When one is limited in speech by social strictures, one must rehearse mentally. Otherwise, when called upon to speak of the forbidden topics in a licensed, public setting, one may blurt something offensive, or lose so much time choosing words that one appears incompetent.

The problem is most challenging for the male, the white male in particular. As the dominant players in the rise of civilization, we've grown accustomed to setting the standards to which all others must adhere. This is hardly to say that we represent a true meritocracy. It's merely a testament to the power that bullies have in shaping group behavior over a wider and wider area. White men and their allies will admonish everyone else not to be thin-skinned ninnies when it comes to enduring taunts and slang that owe their origins to hierarchical interpretations that put the white guy on top. The groups under this regime have responded with increasingly rebellious humor through the decades, leading now to increasing insistence on recognition. White men and their allies are pushing back. That doesn't make them right. But it would be a mistake to make them all wrong, too. Beyond the whiteness, men in general possess undesirable tendencies that are the source of their strength and the root of their evil. We, the male, can generally be discounted, but you still want to be absolutely sure that a white, male achievement was stolen from someone of another hue or gender before pissing on it.

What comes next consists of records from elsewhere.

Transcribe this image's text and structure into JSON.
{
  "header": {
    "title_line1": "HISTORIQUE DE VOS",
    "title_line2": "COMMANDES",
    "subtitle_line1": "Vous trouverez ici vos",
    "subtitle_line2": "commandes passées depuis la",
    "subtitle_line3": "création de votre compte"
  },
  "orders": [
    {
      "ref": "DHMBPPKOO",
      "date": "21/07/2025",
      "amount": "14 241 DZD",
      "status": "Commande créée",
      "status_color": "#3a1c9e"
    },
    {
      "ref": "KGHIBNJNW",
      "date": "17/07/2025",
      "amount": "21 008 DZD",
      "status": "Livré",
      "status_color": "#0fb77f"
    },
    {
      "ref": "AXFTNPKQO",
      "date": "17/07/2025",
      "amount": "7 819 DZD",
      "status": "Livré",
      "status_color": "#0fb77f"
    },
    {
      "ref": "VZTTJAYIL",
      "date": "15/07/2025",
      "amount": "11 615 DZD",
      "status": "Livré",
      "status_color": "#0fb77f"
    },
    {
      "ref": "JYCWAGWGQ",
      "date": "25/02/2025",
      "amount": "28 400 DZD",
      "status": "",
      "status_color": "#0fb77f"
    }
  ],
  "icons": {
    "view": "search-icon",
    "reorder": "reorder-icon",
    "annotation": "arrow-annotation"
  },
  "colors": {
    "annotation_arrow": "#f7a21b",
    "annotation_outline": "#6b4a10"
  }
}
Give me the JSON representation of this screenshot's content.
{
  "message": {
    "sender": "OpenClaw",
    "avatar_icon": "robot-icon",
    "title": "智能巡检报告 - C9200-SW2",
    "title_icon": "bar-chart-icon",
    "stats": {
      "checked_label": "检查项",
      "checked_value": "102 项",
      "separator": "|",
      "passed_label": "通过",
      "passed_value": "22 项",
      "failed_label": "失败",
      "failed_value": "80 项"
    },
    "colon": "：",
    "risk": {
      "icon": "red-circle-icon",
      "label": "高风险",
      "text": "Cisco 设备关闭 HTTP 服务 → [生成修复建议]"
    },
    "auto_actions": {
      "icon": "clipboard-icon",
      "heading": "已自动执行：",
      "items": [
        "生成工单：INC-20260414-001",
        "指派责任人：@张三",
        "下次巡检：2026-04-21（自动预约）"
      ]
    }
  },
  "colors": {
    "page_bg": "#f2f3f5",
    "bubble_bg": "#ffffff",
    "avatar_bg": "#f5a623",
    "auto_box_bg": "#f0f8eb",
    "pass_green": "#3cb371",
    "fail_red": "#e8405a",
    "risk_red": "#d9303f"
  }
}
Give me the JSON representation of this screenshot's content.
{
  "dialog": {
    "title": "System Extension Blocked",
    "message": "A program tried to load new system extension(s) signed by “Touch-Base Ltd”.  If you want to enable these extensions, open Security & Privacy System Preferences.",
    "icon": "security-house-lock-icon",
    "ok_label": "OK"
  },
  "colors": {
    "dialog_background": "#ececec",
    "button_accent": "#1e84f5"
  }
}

Day by day one learns what you can say to whom. As I have striven always to limit my offensiveness only to those who should be offended, I fight a tendency to play with language for humorous value, and to seek audience approval in the form of laughs or appreciative feedback. In a perfect future, people will all, voluntarily and without a dystopian legal framework, just dress in gray and walk past each other quietly. If we have business to conduct, we will conduct it. Sex work will be legalized as a therapeutic service engaged in without emotion or particular excitement. People's own homes might be filled with color and emotive activity, but it stays inside the enclave. Nothing will be forbidden. The underground world can be as bright and wild as one wishes. Go drinking. Go dancing. Go find some fun and have it. But the public face will be gray block buildings, gray clothes, emotionless commerce. The default of interaction will be as sterile as one can be. Any departure from that accepts the terms and conditions that go with any assumption of risk.

3 comments:

mike w. said...

Most of the people whom i have heard using the term "boobs" are women. As a matter of fact, IIRC, the first time i heard the term was from a girl. It was less crude than "titties" and somewhat more acceptable in mixed company of young teenagers when i was one, and still heard in otherwise polite conversation in mixed adult company, no more offensive than referring to the buttocks as one's ass.

cafiend said...

I know, right? I felt a bit sandbagged by the blowback I received. I’m pretty sure I learned the term “boobs” from a woman, back in the wild and crazy 1970s, when people seemed like they were getting totally comfortable talking about sex with each other. It had been a safe option for decades.

Orang Basikal said...

In the 1920s "boob" meant a fool, as in Rube Goldberg's comic strip Boob McNutt (which is said to have unintentionally scuttled the presidential ambitions of a real Senator McNutt). It still has enough of that meaning that puns made on it are sometimes understood. The other words are all old English words that centuries ago were simply descriptive terms. We have an odd circumstance today, a new Puritanism, in that all the formerly forbidden words seem to be acceptable in public discourse, but what the words represent is often not acceptable.